Quelle que soit la methode j'ai juste un driver et un  peripherique mais aucun lien ce se fait entre les deux?

----------

## El_Goretto

T'es passé par alsaconf, ou t'as tout configuré à la main? Si tu fais un modprobe à la mano des modules alsa concernés (celui snd-cs46xx en particuliers), quelle est l'erreur, et que dit dmesg au même moment?

Question subsidiaire: quel est ton matériel (un laptop?)

(ps: je me suis battu avec un sasfépu pour faire marcher une CS4237 ISA ce week-end)

En gros, il s'agit de savoir si tu as correctement configuré les options pour ALSA si il y en a besoin (adresse mémoire, irq, etc).

----------

## Gentree

peut-tu clarifier la methode t'as choisi ainsi que les etapes que t'as fait?

dns noyeau est p-etre plus simple.

sinon desactiver dns noyeau puis il tu faut alsa-driver alsa-oss alsa-utils

HTH  :Cool: 

----------

## guitoo

-dans l'ordre voici toute les opération effectuées

compilation du nouveau noyau

destruction du lien /usr/src/linux

creation d'un lien /usr/src/linux vers le nouveau noyau

emerge nvidia ndiswrapper realtime-lsm alsa-driver

configuration a la main puis en utilisant le script alsaconf : les resultats sont identiques

le module correspondant a ma carte son est chargé mais aucune carte dans /proc/asound

je decide ensuite de tester le driver alsa du noyau en module.

emerge unmerge alsa-driver

j'ai viré tout les modules de /lib/modules-mon noyau/alsa/

j'ai recompilé mon noyau avec gestion du son en dur

et le reste (alsa pcm mixer et le driver pour ma carte) en module

j'ai la meme chose.

alors j'essaye de revenir avec les drivers en dur comme avec mon ancien noyau

je recompile avec tout alsa en dur. je vire les reference a ma carte dans /etc/modules.d/alsa

la comme tout est en dur pas moyen de savoir ce qui se passe mais ça a l'air d'etre le meme probleme.

le driver n'est pas du tout utilisé alors que lspci m'indique bien un peripherique.

En meme temps je suis passé de devfs a udev est ce que ça peut avoir une inffluence?

----------

## guitoo

 *El_Goretto wrote:*   

> T'es passé par alsaconf, ou t'as tout configuré à la main?
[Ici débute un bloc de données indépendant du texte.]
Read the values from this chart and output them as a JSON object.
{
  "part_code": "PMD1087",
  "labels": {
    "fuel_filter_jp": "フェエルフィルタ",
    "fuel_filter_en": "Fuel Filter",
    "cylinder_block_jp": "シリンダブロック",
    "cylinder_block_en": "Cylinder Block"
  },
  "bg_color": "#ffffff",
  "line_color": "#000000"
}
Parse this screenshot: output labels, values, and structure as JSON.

Si tu fais un modprobe à la mano des modules alsa concernés (celui snd-cs46xx en particuliers), quelle est l'erreur, et que dit dmesg au même moment?
> 
> Question subsidiaire: quel est ton matériel (un laptop?)
> 
> (ps: je me suis battu avec un sasfépu pour faire marcher une CS4237 ISA ce week-end)
> ...

 

j'avais commencé par configurer a la main mais alsaconf m'a redonnée la meme chose. quand je fait un modprobe du module snd-cs46xx j'ai pas d'erreur.
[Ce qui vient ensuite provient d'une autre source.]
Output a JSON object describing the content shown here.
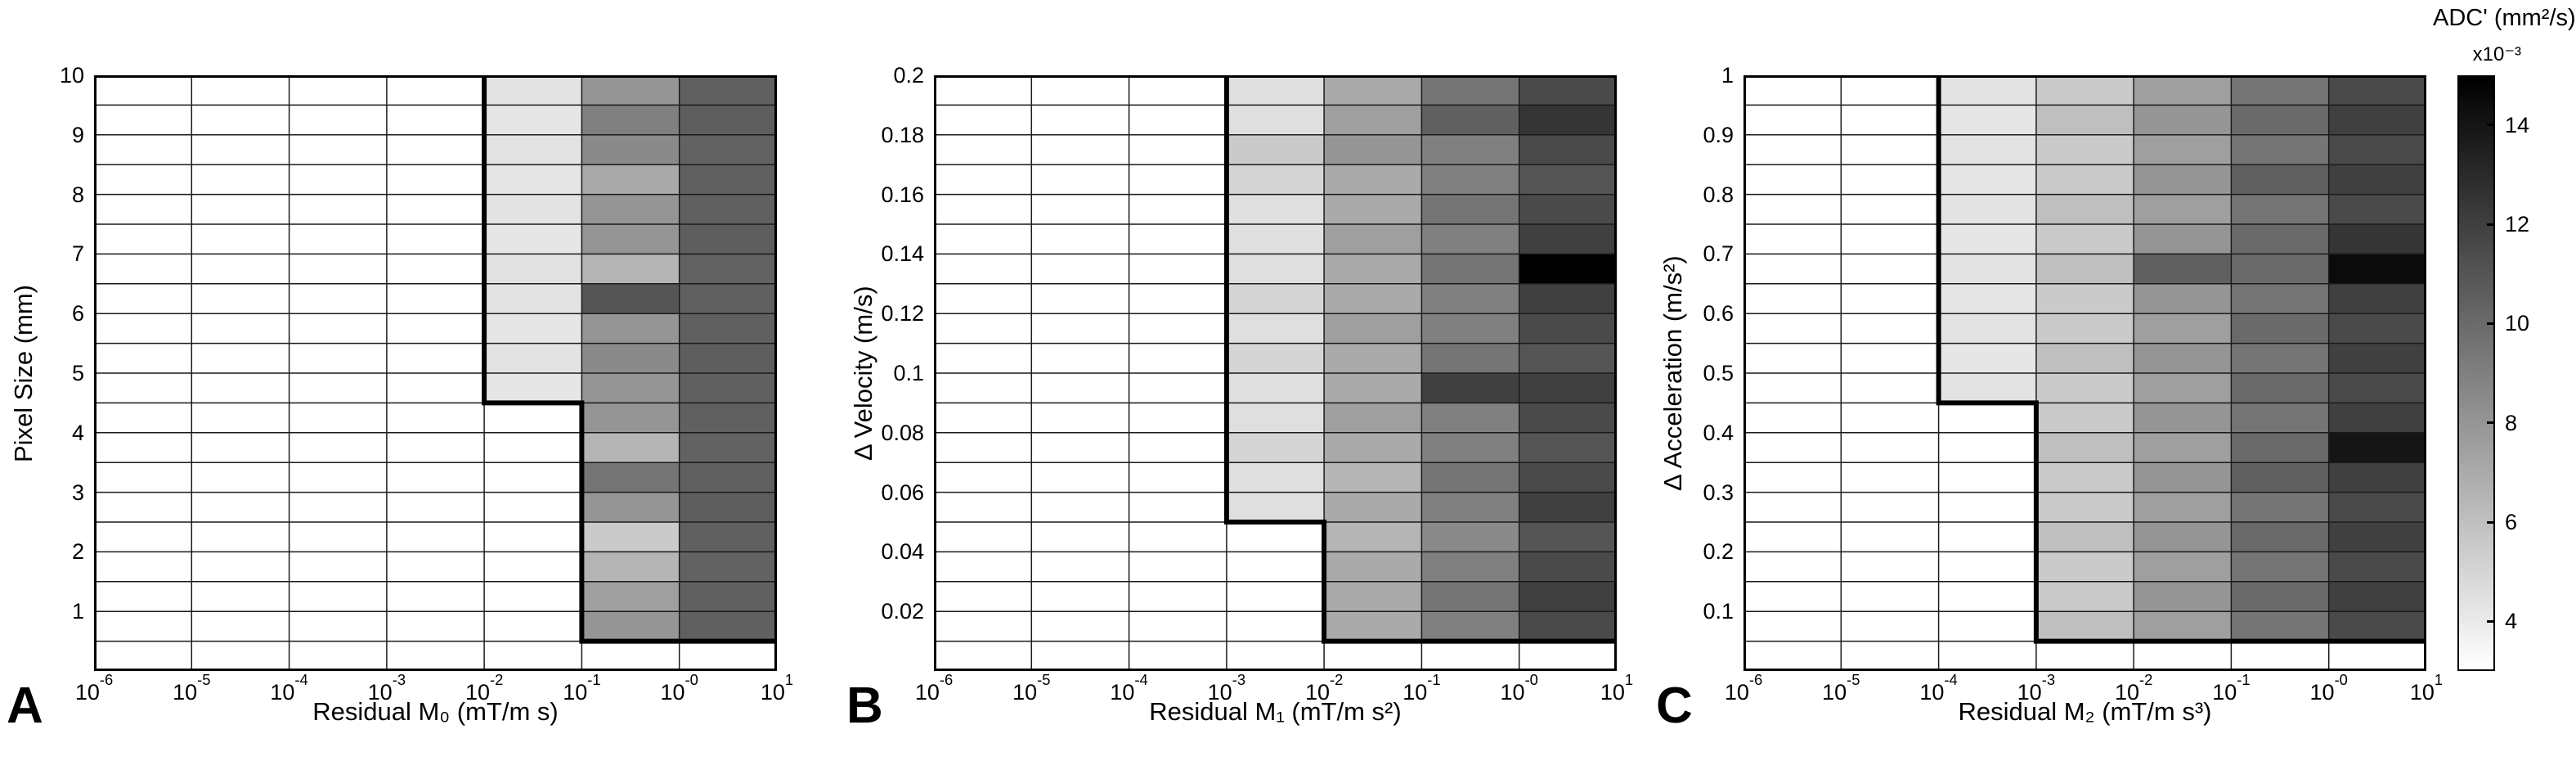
{
  "figure": {
    "background": "#ffffff"
  },
  "colorbar": {
    "title": "ADC' (mm²/s)",
    "scale_note": "x10⁻³",
    "tick_values": [
      4,
      6,
      8,
      10,
      12,
      14
    ],
    "tick_labels": [
      "4",
      "6",
      "8",
      "10",
      "12",
      "14"
    ],
    "range": [
      3,
      15
    ],
    "color_low": "#ffffff",
    "color_high": "#000000",
    "position": "right"
  },
  "chart_data": [
    {
      "type": "heatmap",
      "panel_label": "A",
      "xlabel": "Residual M₀ (mT/m s)",
      "ylabel": "Pixel Size (mm)",
      "x_scale": "log",
      "x_tick_base": "10",
      "x_tick_exponents": [
        "-6",
        "-5",
        "-4",
        "-3",
        "-2",
        "-1",
        "-0",
        "1"
      ],
      "y_range": [
        0,
        10
      ],
      "y_tick_values": [
        10,
        9,
        8,
        7,
        6,
        5,
        4,
        3,
        2,
        1
      ],
      "y_tick_labels": [
        "10",
        "9",
        "8",
        "7",
        "6",
        "5",
        "4",
        "3",
        "2",
        "1"
      ],
      "grid": true,
      "boundary": [
        [
          4,
          10
        ],
        [
          4,
          4.5
        ],
        [
          5,
          4.5
        ],
        [
          5,
          0.5
        ],
        [
          7,
          0.5
        ]
      ],
      "values": [
        [
          3,
          3,
          3,
          3,
          4.3,
          8,
          10.5
        ],
        [
          3,
          3,
          3,
          3,
          4.2,
          9,
          10.6
        ],
        [
          3,
          3,
          3,
          3,
          4.3,
          8.5,
          10.4
        ],
        [
          3,
          3,
          3,
          3,
          4.2,
          7,
          10.5
        ],
        [
          3,
          3,
          3,
          3,
          4.3,
          8,
          10.5
        ],
        [
          3,
          3,
          3,
          3,
          4.2,
          8,
          10.6
        ],
        [
          3,
          3,
          3,
          3,
          4.4,
          6.5,
          10.4
        ],
        [
          3,
          3,
          3,
          3,
          4.3,
          11,
          10.5
        ],
        [
          3,
          3,
          3,
          3,
          4.2,
          8,
          10.5
        ],
        [
          3,
          3,
          3,
          3,
          4.3,
          8.5,
          10.6
        ],
        [
          3,
          3,
          3,
          3,
          4.2,
          8,
          10.5
        ],
        [
          3,
          3,
          3,
          3,
          3,
          8,
          10.5
        ],
        [
          3,
          3,
          3,
          3,
          3,
          6.5,
          10.4
        ],
        [
          3,
          3,
          3,
          3,
          3,
          9.5,
          10.5
        ],
        [
          3,
          3,
          3,
          3,
          3,
          8,
          10.6
        ],
        [
          3,
          3,
          3,
          3,
          3,
          5.5,
          10.5
        ],
        [
          3,
          3,
          3,
          3,
          3,
          6.5,
          10.4
        ],
        [
          3,
          3,
          3,
          3,
          3,
          7.5,
          10.5
        ],
        [
          3,
          3,
          3,
          3,
          3,
          8,
          10.5
        ],
        [
          3,
          3,
          3,
          3,
          3,
          3,
          3
        ]
      ]
    },
    {
      "type": "heatmap",
      "panel_label": "B",
      "xlabel": "Residual M₁ (mT/m s²)",
      "ylabel": "Δ Velocity (m/s)",
      "x_scale": "log",
      "x_tick_base": "10",
      "x_tick_exponents": [
        "-6",
        "-5",
        "-4",
        "-3",
        "-2",
        "-1",
        "-0",
        "1"
      ],
      "y_range": [
        0,
        0.2
      ],
      "y_tick_values": [
        0.2,
        0.18,
        0.16,
        0.14,
        0.12,
        0.1,
        0.08,
        0.06,
        0.04,
        0.02
      ],
      "y_tick_labels": [
        "0.2",
        "0.18",
        "0.16",
        "0.14",
        "0.12",
        "0.1",
        "0.08",
        "0.06",
        "0.04",
        "0.02"
      ],
      "grid": true,
      "boundary": [
        [
          3,
          0.2
        ],
        [
          3,
          0.05
        ],
        [
          4,
          0.05
        ],
        [
          4,
          0.01
        ],
        [
          7,
          0.01
        ]
      ],
      "values": [
        [
          3,
          3,
          3,
          4.5,
          7,
          9.5,
          11.5
        ],
        [
          3,
          3,
          3,
          4.5,
          7.5,
          10.5,
          12.5
        ],
        [
          3,
          3,
          3,
          5.5,
          8,
          9,
          11.5
        ],
        [
          3,
          3,
          3,
          5,
          7,
          9,
          11
        ],
        [
          3,
          3,
          3,
          4.5,
          7,
          9.5,
          11.5
        ],
        [
          3,
          3,
          3,
          4.5,
          7.5,
          9,
          12
        ],
        [
          3,
          3,
          3,
          4.5,
          7,
          9.5,
          15
        ],
        [
          3,
          3,
          3,
          5,
          7,
          9,
          12
        ],
        [
          3,
          3,
          3,
          4.5,
          7.5,
          9,
          11.5
        ],
        [
          3,
          3,
          3,
          5,
          7,
          9.5,
          11
        ],
        [
          3,
          3,
          3,
          4.5,
          7,
          12,
          12
        ],
        [
          3,
          3,
          3,
          4.5,
          7.5,
          9,
          11.5
        ],
        [
          3,
          3,
          3,
          5,
          7,
          9,
          11
        ],
        [
          3,
          3,
          3,
          4.5,
          6.5,
          9.5,
          11.5
        ],
        [
          3,
          3,
          3,
          4.5,
          7,
          9,
          12
        ],
        [
          3,
          3,
          3,
          3,
          6.5,
          8.5,
          11
        ],
        [
          3,
          3,
          3,
          3,
          7,
          9,
          11.5
        ],
        [
          3,
          3,
          3,
          3,
          7,
          9.5,
          12
        ],
        [
          3,
          3,
          3,
          3,
          7,
          9,
          11.5
        ],
        [
          3,
          3,
          3,
          3,
          3,
          3,
          3
        ]
      ]
    },
    {
      "type": "heatmap",
      "panel_label": "C",
      "xlabel": "Residual M₂ (mT/m s³)",
      "ylabel": "Δ Acceleration (m/s²)",
      "x_scale": "log",
      "x_tick_base": "10",
      "x_tick_exponents": [
        "-6",
        "-5",
        "-4",
        "-3",
        "-2",
        "-1",
        "-0",
        "1"
      ],
      "y_range": [
        0,
        1
      ],
      "y_tick_values": [
        1,
        0.9,
        0.8,
        0.7,
        0.6,
        0.5,
        0.4,
        0.3,
        0.2,
        0.1
      ],
      "y_tick_labels": [
        "1",
        "0.9",
        "0.8",
        "0.7",
        "0.6",
        "0.5",
        "0.4",
        "0.3",
        "0.2",
        "0.1"
      ],
      "grid": true,
      "boundary": [
        [
          2,
          1
        ],
        [
          2,
          0.45
        ],
        [
          3,
          0.45
        ],
        [
          3,
          0.05
        ],
        [
          7,
          0.05
        ]
      ],
      "values": [
        [
          3,
          3,
          4.3,
          5.5,
          7.5,
          9.5,
          11.5
        ],
        [
          3,
          3,
          4.2,
          6,
          8,
          10,
          12
        ],
        [
          3,
          3,
          4.3,
          5.5,
          7.5,
          9.5,
          11.5
        ],
        [
          3,
          3,
          4.2,
          5.5,
          8,
          10.5,
          12
        ],
        [
          3,
          3,
          4.3,
          6,
          7.5,
          9.5,
          11.5
        ],
        [
          3,
          3,
          4.2,
          5.5,
          8,
          10,
          12.5
        ],
        [
          3,
          3,
          4.3,
          6,
          10.5,
          10,
          14.5
        ],
        [
          3,
          3,
          4.2,
          5.5,
          8,
          9.5,
          12
        ],
        [
          3,
          3,
          4.3,
          5.5,
          7.5,
          10,
          11.5
        ],
        [
          3,
          3,
          4.2,
          6,
          8,
          9.5,
          12
        ],
        [
          3,
          3,
          4.3,
          5.5,
          7.5,
          10,
          11.5
        ],
        [
          3,
          3,
          3,
          5.5,
          8,
          9.5,
          12
        ],
        [
          3,
          3,
          3,
          6,
          7.5,
          10,
          14
        ],
        [
          3,
          3,
          3,
          5.5,
          8,
          10.5,
          12
        ],
        [
          3,
          3,
          3,
          5.5,
          7.5,
          9.5,
          11.5
        ],
        [
          3,
          3,
          3,
          6,
          8,
          10,
          12
        ],
        [
          3,
          3,
          3,
          5.5,
          7.5,
          9.5,
          11.5
        ],
        [
          3,
          3,
          3,
          5.5,
          8,
          10,
          12
        ],
        [
          3,
          3,
          3,
          6,
          7.5,
          9.5,
          11.5
        ],
        [
          3,
          3,
          3,
          3,
          3,
          3,
          3
        ]
      ]
    }
  ]
}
le script alsasound crise parcequ'il ne trouve rien dans /proc/asound/cards.

ma machine est un pc les son marchait nickel a l'epqoue ou j'avais ma mandrake 8. avec la gentoo et un noyau 2.6.8.1 j'avais du son mais pas d'emulation oss. Maintenant j'ai plus rien du tout. La carte marche toujours sous windows et sur mon linux de secours.
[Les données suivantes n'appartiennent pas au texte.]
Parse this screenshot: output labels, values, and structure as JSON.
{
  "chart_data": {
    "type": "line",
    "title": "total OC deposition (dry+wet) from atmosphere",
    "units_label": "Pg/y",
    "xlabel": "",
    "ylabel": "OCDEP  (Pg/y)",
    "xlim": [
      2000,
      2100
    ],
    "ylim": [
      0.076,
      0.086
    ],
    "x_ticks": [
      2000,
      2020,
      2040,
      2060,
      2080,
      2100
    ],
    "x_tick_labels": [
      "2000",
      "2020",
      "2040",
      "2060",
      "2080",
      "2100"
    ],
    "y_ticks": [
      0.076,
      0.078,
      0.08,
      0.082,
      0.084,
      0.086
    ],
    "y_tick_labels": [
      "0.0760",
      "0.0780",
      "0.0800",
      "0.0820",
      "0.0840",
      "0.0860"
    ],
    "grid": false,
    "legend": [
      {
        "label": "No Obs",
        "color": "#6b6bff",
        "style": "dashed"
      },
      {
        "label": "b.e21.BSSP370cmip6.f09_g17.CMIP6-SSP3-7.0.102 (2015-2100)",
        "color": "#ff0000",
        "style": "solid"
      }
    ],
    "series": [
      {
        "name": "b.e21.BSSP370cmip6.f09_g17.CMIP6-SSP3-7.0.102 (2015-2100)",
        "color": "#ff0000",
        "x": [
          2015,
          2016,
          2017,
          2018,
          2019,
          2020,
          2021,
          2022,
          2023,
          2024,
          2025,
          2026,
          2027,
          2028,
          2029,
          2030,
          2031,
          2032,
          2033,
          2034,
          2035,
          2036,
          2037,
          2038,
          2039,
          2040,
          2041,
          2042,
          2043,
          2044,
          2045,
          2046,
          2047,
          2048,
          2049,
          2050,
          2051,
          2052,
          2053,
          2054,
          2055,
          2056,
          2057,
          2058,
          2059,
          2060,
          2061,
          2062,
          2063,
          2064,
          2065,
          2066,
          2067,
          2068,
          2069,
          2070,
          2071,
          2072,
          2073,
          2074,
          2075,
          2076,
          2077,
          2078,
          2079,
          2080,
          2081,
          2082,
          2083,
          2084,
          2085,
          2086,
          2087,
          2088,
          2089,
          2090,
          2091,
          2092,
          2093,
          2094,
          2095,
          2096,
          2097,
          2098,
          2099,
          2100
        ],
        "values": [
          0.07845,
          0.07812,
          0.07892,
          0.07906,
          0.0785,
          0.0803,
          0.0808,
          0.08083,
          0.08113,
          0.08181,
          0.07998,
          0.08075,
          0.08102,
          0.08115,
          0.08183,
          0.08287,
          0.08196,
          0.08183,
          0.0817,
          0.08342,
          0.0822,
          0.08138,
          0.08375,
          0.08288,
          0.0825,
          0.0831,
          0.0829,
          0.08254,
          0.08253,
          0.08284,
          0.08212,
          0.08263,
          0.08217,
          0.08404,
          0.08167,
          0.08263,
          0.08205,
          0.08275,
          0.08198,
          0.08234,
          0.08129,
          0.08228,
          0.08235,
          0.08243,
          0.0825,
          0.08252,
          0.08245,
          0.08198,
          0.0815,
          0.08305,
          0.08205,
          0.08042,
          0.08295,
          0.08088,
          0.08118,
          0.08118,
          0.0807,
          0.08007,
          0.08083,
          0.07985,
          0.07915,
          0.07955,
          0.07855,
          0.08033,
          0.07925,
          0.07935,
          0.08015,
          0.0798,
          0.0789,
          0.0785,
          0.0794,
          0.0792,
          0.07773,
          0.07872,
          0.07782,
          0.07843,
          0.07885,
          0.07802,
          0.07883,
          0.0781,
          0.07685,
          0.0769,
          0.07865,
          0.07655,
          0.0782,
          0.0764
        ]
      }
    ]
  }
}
lspci -v pour ma carte son

 *Quote:*   

> 0000:01:06.0 Multimedia audio controller: Cirrus Logic CS 4614/22/24 [CrystalClear SoundFusion Audio Accelerator] (rev 01)
> 
>         Subsystem: Hercules Game Theater XP
> 
>         Flags: bus master, slow devsel, latency 32, IRQ 11
> ...

 

Quand j'ai configuré mon noyau jy suis allé a la vavite avec un make oldconfig et en tapant entrée quand je ne ssavais pas quoi mettre.

Est ce que ça vien pas d'un module que j'ai mis ou que j'ai oublié? en particulier acpi

voila ce que me donne dmesg

 *Quote:*   

> address 0xfee00000
> 
> ACPI: LAPIC (acpi_id[0x00] lapic_id[0x00] enabled)
> 
> Processor #0 6:10 APIC version 16
> ...

 

----------

## jbjoret

- Tu peux essayer dans ton BIOS de définir au moins un autre IRQ (J'en avais 4 qui étaient sur l'IRQ11).

- Deuxième indice possible: essaye de placer pci=noacpi dans la commande de démarrage de ton noyau.

----------

## El_Goretto

Dis moi, tu as un nforce2 (avec donc le son qui marche très bien à priori). Donc tu as une autre carte son (la CS46XX) en PCI? Donc au pire... (mais ca résoud pas ton problème).

Sinon, est-ce que fait d'avoir emergé alsa-drivers modifie les sources du noyau? Du coup réémerger le noyau et le recompiler pourrait être une idée, si c'est le cas.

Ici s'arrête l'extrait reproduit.